L’avantage d’une pompe eau-air est qu’au fond d’un puits la température de l’eau est constante et abondante (ce qui était le cas de ce puits) tout au long de l’année alors que l’efficacité d’une pompe air-air devient pratiquement nulle quand la température extérieure avoisine 5°C en vertu du principe de Carnot bien connu des auteurs classiques. Je ne parlerai pas ici de l’aberration du chauffage électrique à l’aide de résistances car produire de l’électricité à partir de chaleur, que ce soit en brûlant du charbon, du pétrole ou de l’uranium avec un rendement désastreux de l’ordre de 30 % pour produire à nouveau de la chaleur en bout de ligne électrique est tout simplement stupide. La logique voudrait d’ailleurs que la chaleur perdue par les centrales électriques puisse être utilisée pour chauffer les maisons et les immeubles des villes.

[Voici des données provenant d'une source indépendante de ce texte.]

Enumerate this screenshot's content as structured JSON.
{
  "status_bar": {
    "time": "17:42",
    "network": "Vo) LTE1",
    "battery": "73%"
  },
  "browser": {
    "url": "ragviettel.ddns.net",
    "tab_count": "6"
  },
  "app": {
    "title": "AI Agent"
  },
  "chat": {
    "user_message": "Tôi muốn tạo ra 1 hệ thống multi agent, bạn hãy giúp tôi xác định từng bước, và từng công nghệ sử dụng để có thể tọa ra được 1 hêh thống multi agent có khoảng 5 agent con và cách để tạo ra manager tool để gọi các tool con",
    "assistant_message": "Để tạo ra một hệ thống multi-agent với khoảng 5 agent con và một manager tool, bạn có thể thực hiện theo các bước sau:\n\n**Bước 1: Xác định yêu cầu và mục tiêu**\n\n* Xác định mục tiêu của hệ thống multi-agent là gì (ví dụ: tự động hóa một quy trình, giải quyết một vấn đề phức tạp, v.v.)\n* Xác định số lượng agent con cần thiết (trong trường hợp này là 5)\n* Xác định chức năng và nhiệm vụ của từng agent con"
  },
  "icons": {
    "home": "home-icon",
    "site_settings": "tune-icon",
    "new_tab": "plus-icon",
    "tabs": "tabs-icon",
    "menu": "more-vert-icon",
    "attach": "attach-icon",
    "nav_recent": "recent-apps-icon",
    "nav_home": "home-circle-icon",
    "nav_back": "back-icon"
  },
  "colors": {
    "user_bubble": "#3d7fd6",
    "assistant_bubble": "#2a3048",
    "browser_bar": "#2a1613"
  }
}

Les Japonais ont partiellement résolu le problème du chauffage individuel en commercialisant des conditionneurs d’air totalement réversibles qui refroidissent les habitations en été – à Tokyo il fait très chaud en été – et chauffent ces dernières en hiver mais jusqu’à une certaine température extérieure en deça de laquelle des résistances électriques prennent le relais.

À ma connaissance (mais je n’ai pas fait de recherche exaustive) seules deux installations électro-nucléaires dans le monde fonctionnent en mode « cogénération » si cher aux écologistes. Il s’agit des centrales électriques de Beznau et de Gösgen en Suisse dont une partie de la chaleur est utilisée pour le chauffage des habitations et des édifices publics locaux (lien en fin de billet).

Pourquoi ai-je fait cette digression, tout simplement pour introduire une nouvelle technologie de récupération de la chaleur produite par les serveurs informatiques, « clouds » ou « data-centers », très gourmands en énergie électrique qui est fatalement convertie en chaleur. Il faut dépenser de l’énergie pour les refroidir, un comble ! La société française Stimergy s’est lancée dans le créneau de la récupération de chaleur d’un serveur informatique qui a été installé dans un local en sous-sol de la piscine de la Butte aux Cailles à Paris. L’ensemble des installations est plongé dans de l’huile minérale et ce fluide est utilisé pour chauffer l’eau de la piscine à l’aide d’un échangeur de chaleur. Le même type d’installation a déja été mis en place pour chauffer des bâtiments collectifs par la société Dalkia, une filiale d’EDF. Et ce système de chauffage est compétitif par rapport au gaz naturel y compris quand le prix de celui-ci, indexé sur le pétrole, est relativement bas. Ces installations ne comportent pas de pompe à chaleur mais seulement des échangeurs et leur efficacité pourrait être améliorée en combinant ces deux technologies de transfert de chaleur.